You can ask us or third parties to stop sending you marketing messages by contacting us at any time, or by adjusting your communication preferences via Account Settings on our website. If you no longer wish to receive our email communications, you can unsubscribe at any time by clicking on the unsubscribe link at the end of each newsletter.
WEBSITE PAYMENT SECURITY
All payment details are held securely with your chosen payment provider, Beach Cafe do not have any direct access to payment details. We accept payments securely through Sage Pay using Visa, MasterCard, Maestro and American Express cards. Payments can also be made through PayPal & Amazon Pay, who collect payment data on our behalf.
To ensure your shopping experience with us is simple and safe, Beach Cafe uses multiple measures to safeguard encrypted transmission of personal data.
Secure Socket Layer (SSL) technology, provides a safe transmission of personal data, including card and account information. You will see a padlock in the address bar at the top of your browser and by clicking this you can find out more.

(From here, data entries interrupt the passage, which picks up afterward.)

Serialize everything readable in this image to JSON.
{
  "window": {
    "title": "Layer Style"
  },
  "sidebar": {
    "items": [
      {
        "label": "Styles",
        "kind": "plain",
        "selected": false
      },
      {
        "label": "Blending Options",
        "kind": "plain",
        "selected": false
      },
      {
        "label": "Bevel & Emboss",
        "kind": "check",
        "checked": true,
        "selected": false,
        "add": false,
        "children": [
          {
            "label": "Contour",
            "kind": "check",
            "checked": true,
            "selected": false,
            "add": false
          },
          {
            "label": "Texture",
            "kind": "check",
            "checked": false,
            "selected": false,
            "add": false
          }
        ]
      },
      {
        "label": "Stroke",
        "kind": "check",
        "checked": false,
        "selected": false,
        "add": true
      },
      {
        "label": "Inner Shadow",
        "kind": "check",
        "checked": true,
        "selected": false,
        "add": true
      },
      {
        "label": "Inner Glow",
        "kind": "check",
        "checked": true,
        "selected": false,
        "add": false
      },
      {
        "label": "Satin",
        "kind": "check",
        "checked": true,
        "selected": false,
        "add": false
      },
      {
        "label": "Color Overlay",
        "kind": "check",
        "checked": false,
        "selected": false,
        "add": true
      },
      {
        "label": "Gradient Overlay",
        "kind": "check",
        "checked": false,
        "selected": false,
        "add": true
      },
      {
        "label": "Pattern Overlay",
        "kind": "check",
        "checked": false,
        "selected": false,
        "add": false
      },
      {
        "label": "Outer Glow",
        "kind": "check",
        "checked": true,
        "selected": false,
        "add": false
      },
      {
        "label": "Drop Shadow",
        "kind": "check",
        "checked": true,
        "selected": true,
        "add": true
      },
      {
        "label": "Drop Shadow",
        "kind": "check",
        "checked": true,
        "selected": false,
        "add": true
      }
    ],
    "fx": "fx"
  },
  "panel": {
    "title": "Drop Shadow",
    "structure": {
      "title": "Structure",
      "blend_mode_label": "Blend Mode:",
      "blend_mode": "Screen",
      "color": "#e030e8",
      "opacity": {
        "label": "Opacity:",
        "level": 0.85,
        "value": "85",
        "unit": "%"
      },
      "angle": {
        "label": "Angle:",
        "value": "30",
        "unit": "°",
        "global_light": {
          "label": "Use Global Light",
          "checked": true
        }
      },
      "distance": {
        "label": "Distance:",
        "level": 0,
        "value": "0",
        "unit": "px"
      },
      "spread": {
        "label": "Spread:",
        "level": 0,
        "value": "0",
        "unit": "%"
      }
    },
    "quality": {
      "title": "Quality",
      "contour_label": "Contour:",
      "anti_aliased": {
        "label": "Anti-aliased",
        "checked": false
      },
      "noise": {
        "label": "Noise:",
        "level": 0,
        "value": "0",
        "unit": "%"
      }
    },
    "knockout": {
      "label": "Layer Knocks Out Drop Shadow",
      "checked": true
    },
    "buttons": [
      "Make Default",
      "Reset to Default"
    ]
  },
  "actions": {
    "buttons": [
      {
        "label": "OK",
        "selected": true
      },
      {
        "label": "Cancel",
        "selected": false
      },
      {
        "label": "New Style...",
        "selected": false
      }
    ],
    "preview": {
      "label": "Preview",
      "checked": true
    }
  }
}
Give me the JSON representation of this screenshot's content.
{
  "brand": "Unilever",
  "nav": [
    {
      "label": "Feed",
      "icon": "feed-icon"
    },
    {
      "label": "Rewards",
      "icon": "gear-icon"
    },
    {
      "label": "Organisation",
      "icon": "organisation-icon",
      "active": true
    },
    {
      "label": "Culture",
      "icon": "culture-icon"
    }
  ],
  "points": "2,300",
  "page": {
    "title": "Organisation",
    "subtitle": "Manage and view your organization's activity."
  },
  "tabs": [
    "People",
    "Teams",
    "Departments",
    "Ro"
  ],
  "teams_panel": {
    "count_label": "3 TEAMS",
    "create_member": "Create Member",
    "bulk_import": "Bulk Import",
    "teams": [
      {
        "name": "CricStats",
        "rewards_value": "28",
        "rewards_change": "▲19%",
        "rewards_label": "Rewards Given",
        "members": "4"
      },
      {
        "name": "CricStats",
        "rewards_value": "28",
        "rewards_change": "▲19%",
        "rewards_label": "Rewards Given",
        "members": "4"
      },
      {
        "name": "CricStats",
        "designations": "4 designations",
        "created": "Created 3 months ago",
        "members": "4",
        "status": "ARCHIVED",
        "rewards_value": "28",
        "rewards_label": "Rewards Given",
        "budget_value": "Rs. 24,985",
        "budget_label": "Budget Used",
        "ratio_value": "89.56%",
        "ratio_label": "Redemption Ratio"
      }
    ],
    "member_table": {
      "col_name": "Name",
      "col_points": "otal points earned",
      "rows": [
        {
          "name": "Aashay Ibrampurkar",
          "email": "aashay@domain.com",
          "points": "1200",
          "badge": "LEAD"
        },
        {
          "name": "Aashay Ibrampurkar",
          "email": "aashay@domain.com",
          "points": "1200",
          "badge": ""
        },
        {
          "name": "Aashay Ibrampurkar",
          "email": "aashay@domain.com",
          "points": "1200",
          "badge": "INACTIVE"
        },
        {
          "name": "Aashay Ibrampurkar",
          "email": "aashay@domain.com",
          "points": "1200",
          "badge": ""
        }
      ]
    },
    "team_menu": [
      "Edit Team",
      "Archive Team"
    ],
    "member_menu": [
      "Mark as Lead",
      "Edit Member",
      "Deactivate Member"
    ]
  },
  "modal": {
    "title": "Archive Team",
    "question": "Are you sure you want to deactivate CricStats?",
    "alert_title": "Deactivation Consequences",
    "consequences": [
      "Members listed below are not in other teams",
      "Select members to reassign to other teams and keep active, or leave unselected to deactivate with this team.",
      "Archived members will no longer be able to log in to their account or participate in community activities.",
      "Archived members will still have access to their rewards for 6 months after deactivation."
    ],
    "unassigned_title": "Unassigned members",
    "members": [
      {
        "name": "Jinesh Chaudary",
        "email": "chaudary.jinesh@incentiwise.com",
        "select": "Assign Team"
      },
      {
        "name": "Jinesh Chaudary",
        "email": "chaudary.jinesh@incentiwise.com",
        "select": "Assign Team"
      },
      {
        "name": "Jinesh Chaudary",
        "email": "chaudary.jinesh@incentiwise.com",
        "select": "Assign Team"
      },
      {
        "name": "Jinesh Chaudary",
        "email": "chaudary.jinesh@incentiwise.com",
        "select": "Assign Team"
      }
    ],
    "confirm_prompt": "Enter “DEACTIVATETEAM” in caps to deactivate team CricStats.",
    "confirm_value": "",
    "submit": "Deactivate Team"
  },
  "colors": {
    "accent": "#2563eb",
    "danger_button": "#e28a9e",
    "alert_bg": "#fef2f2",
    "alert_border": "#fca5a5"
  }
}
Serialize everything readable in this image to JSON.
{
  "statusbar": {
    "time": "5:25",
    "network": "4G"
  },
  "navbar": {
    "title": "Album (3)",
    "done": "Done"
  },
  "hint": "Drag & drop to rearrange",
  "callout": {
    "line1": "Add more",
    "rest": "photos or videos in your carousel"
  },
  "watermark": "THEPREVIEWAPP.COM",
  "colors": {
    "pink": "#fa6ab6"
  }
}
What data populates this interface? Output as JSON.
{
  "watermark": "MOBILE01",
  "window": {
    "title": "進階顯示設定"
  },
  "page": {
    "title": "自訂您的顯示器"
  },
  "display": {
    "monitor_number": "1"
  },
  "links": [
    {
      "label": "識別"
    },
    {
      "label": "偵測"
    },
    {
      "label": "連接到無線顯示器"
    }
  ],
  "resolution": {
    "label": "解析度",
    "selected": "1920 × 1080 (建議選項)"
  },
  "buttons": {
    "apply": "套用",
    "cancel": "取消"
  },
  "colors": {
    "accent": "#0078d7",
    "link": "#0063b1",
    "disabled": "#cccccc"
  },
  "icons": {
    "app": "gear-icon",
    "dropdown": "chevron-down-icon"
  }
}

3-D Secure Programs are security systems developed by Visa and Mastercard to ensure that only the registered card holder and the registered online retailer are involved in the transaction. If you are a member of the 3-D Secure Program, a pop-up will appear on your screen asking you to enter your password when making a purchase online. This window is linked to your bank and requires you to enter your SecureCode (a password that you have previously selected). Transactions can only be made by entering the correct password. Please contact your bank for more information and to inquire whether your credit card is registered for a 3-D Secure Program.
Beach Cafe is registered with Trust Wave as an authentic and safe site, confirming that we comply with their quality standards and ensure your information is safe and private whilst in transit from your web browser to our web server.